7- Halbieren Sie das verbleibende Blatt, um die Verdunstung der Pflanze zu verringern. Bereiten Sie auf diese Weise 4 bis 6 Stecklinge vor.

8- Sie können Bewurzelungshormon verwenden. Tauchen Sie dafür das untere Ende der Triebe vor dem Einpflanzen in das Hormon.

9- Pflanzen Sie jeden Trieb in ein Loch.

10- Drücken Sie die Erde rund um den Trieb leicht an.

11- Setzen Sie eine Wachstumsglocke darüber, damit die Luftfeuchtigkeit unter der Glocke steigt. So vermehren Sie die Stecklinge unter gespannter Luft. Anstelle einer Glocke können Sie auch eine Plastikflasche ohne Boden, eine durchsichtige Kunststofffolie oder ein Mini-Gewächshaus verwenden.

Achten Sie darauf, dass weder der Trieb noch das Blatt die Glocke berühren, damit sich kein Schimmel bildet!

12- Stellen Sie den Steckling an einen hellen Standort im Halbschatten. Vermeiden Sie die pralle Sonne am frühen Nachmittag.

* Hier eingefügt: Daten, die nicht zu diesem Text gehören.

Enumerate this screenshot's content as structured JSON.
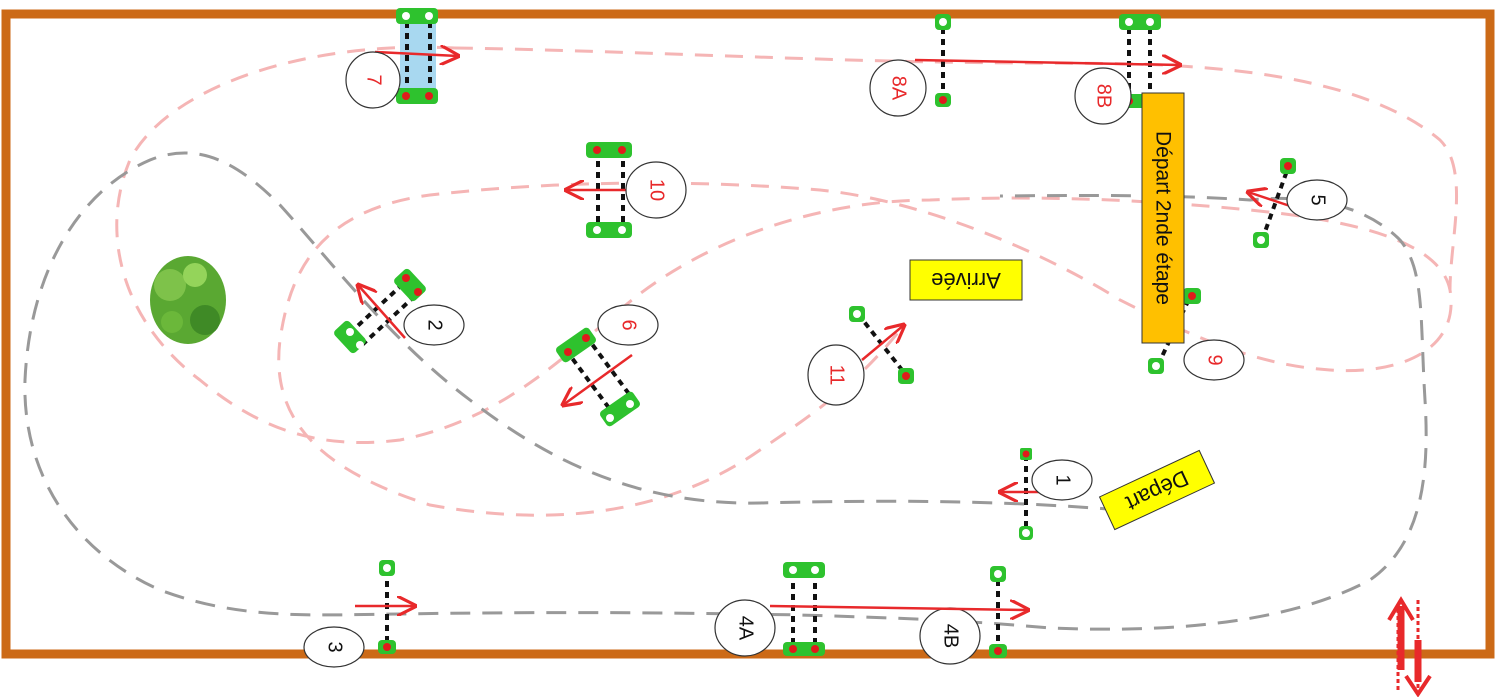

13- Gießen Sie regelmäßig, damit das Substrat stets feucht bleibt. Es darf weder austrocknen noch völlig durchnässt sein. Lüften Sie alle 3 bis 4 Tage einige Minuten, damit die Luft erneuert wird.

14- Nach 4 bis 6 Wochen bilden sich die ersten Wurzeln. Wenn Sie möchten, können Sie die jungen Hibiskuspflanzen nach 3 Monaten umtopfen.

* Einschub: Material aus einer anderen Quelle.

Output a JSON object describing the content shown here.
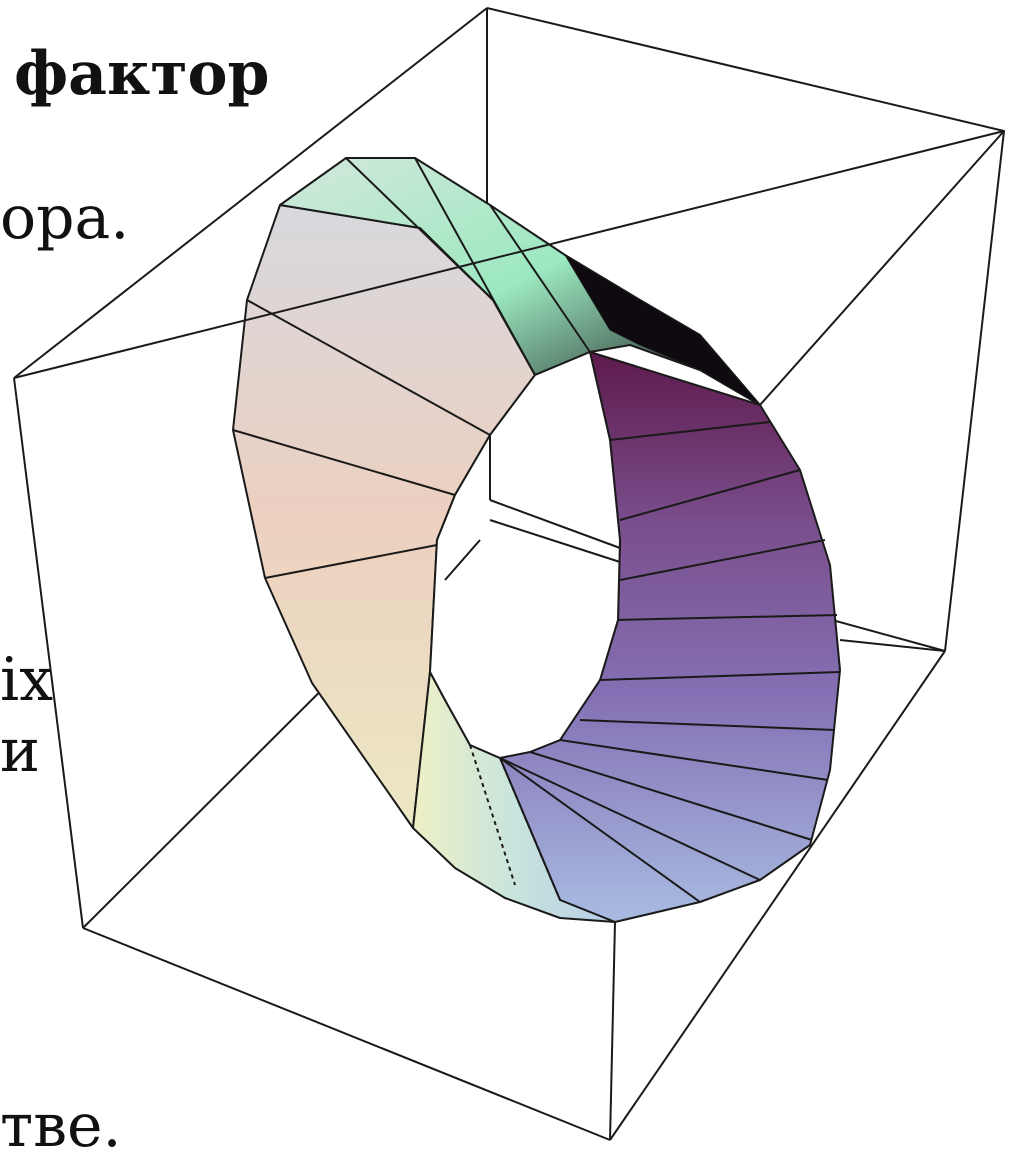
{
  "slide": {
    "title_fragment": "фактор",
    "text_fragments": [
      "ора.",
      "іх",
      "и",
      "тве."
    ]
  },
  "figure": {
    "subject": "3d-surface-ring-strip",
    "colors": {
      "background": "#ffffff",
      "text": "#111111",
      "edges": "#1a1a1a",
      "dark_top": "#0e0a10",
      "mint": "#9ce8c0",
      "plum": "#5e1a4c",
      "purple": "#8470b4",
      "lavender": "#a4b0e0",
      "peach": "#eed6c2",
      "pale_yellow": "#eef0c6"
    }
  }
}
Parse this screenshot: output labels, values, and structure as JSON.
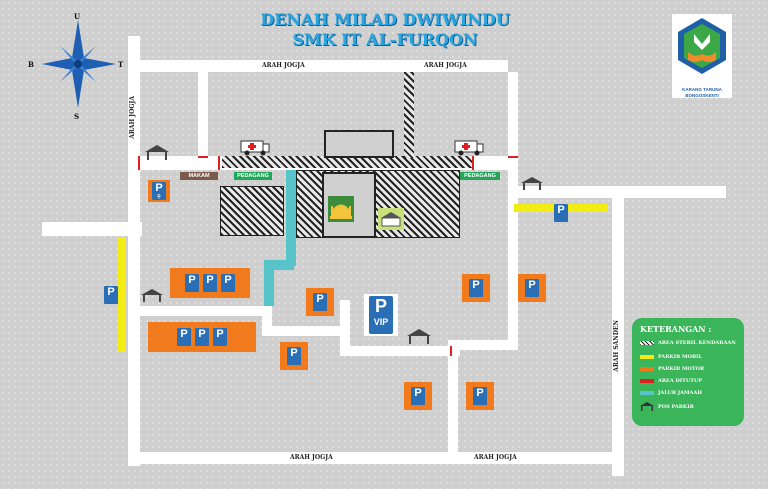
{
  "title": {
    "line1": "DENAH MILAD DWIWINDU",
    "line2": "SMK IT AL-FURQON"
  },
  "compass": {
    "north": "U",
    "south": "S",
    "west": "B",
    "east": "T"
  },
  "logo": {
    "caption_line1": "KARANG TARUNA",
    "caption_line2": "BONGOSKENTI"
  },
  "roads": {
    "arah_jogja_top_left": "ARAH JOGJA",
    "arah_jogja_top_right": "ARAH JOGJA",
    "arah_jogja_left_vertical": "ARAH JOGJA",
    "arah_jogja_bottom_left": "ARAH JOGJA",
    "arah_jogja_bottom_right": "ARAH JOGJA",
    "arah_sanden": "ARAH SANDEN"
  },
  "labels": {
    "makam": "MAKAM",
    "pedagang_left": "PEDAGANG",
    "pedagang_right": "PEDAGANG",
    "vip": "VIP"
  },
  "parking": {
    "p_symbol": "P"
  },
  "legend": {
    "title": "KETERANGAN :",
    "items": [
      {
        "label": "AREA STERIL KENDARAAN",
        "color": "hatch"
      },
      {
        "label": "PARKIR MOBIL",
        "color": "#f3ec14"
      },
      {
        "label": "PARKIR MOTOR",
        "color": "#f07a1c"
      },
      {
        "label": "AREA DITUTUP",
        "color": "#e02020"
      },
      {
        "label": "JALUR JAMAAH",
        "color": "#56c4c9"
      },
      {
        "label": "POS PARKIR",
        "color": "icon"
      }
    ]
  },
  "colors": {
    "road": "#ffffff",
    "motor_parking": "#f07a1c",
    "car_parking": "#f3ec14",
    "closed": "#e02020",
    "pilgrim_path": "#56c4c9",
    "legend_bg": "#3bb55a",
    "title": "#2aa5e0"
  }
}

15- Überwintern Sie die Jungpflanzen geschützt, entweder im Gewächshaus oder in einem hellen, unbeheizten Raum. So sind sie vor Frost geschützt. Gießen Sie während dieser Winterruhe seltener.

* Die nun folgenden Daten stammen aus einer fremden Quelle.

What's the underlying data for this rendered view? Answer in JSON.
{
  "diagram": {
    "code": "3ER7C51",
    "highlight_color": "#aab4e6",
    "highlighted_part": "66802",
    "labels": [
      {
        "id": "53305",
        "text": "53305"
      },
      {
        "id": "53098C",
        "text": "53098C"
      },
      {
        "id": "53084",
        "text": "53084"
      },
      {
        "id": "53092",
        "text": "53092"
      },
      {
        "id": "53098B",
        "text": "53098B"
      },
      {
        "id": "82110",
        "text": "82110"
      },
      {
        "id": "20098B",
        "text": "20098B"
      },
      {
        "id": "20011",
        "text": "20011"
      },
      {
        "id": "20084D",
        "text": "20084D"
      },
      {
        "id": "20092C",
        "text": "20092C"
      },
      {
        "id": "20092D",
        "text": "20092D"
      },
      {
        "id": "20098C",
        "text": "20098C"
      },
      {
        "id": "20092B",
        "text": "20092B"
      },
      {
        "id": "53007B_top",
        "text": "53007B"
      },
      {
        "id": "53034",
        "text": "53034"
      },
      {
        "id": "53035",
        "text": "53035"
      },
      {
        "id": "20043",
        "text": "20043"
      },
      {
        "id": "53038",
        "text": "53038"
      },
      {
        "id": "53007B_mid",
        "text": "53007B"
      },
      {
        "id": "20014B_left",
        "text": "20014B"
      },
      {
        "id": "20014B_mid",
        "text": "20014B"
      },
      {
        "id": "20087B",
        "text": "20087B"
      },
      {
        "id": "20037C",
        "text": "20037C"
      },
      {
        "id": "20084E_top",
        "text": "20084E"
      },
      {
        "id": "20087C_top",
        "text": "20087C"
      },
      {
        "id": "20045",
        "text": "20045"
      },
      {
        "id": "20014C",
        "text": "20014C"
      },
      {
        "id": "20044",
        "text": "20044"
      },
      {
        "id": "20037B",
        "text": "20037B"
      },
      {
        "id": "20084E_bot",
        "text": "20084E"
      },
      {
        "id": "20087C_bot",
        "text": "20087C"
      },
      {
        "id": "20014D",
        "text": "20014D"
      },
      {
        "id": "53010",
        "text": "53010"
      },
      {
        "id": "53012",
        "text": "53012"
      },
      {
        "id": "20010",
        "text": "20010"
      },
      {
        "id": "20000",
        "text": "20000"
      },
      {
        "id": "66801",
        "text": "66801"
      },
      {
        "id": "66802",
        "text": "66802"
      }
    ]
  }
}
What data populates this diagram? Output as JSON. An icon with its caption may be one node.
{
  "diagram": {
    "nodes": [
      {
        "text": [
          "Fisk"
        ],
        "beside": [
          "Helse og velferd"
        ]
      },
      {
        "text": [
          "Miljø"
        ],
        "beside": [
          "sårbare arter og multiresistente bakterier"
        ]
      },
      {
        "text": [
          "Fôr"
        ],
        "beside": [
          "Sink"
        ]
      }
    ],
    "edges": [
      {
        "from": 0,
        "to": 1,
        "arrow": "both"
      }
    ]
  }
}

16- Pflanzen Sie die jungen Hibiskuspflanzen im Frühjahr an einem geschützten Platz im Garten in einen gut drainierenden Boden. Kultivieren Sie sie dort zwei Jahre lang. In dieser Zeit können sie neue Triebe bilden und kräftiger werden. Pflanzen Sie sie anschließend an ihren endgültigen Standort ins Freiland. Wählen Sie einen vollsonnigen Platz, damit sie reich blühen.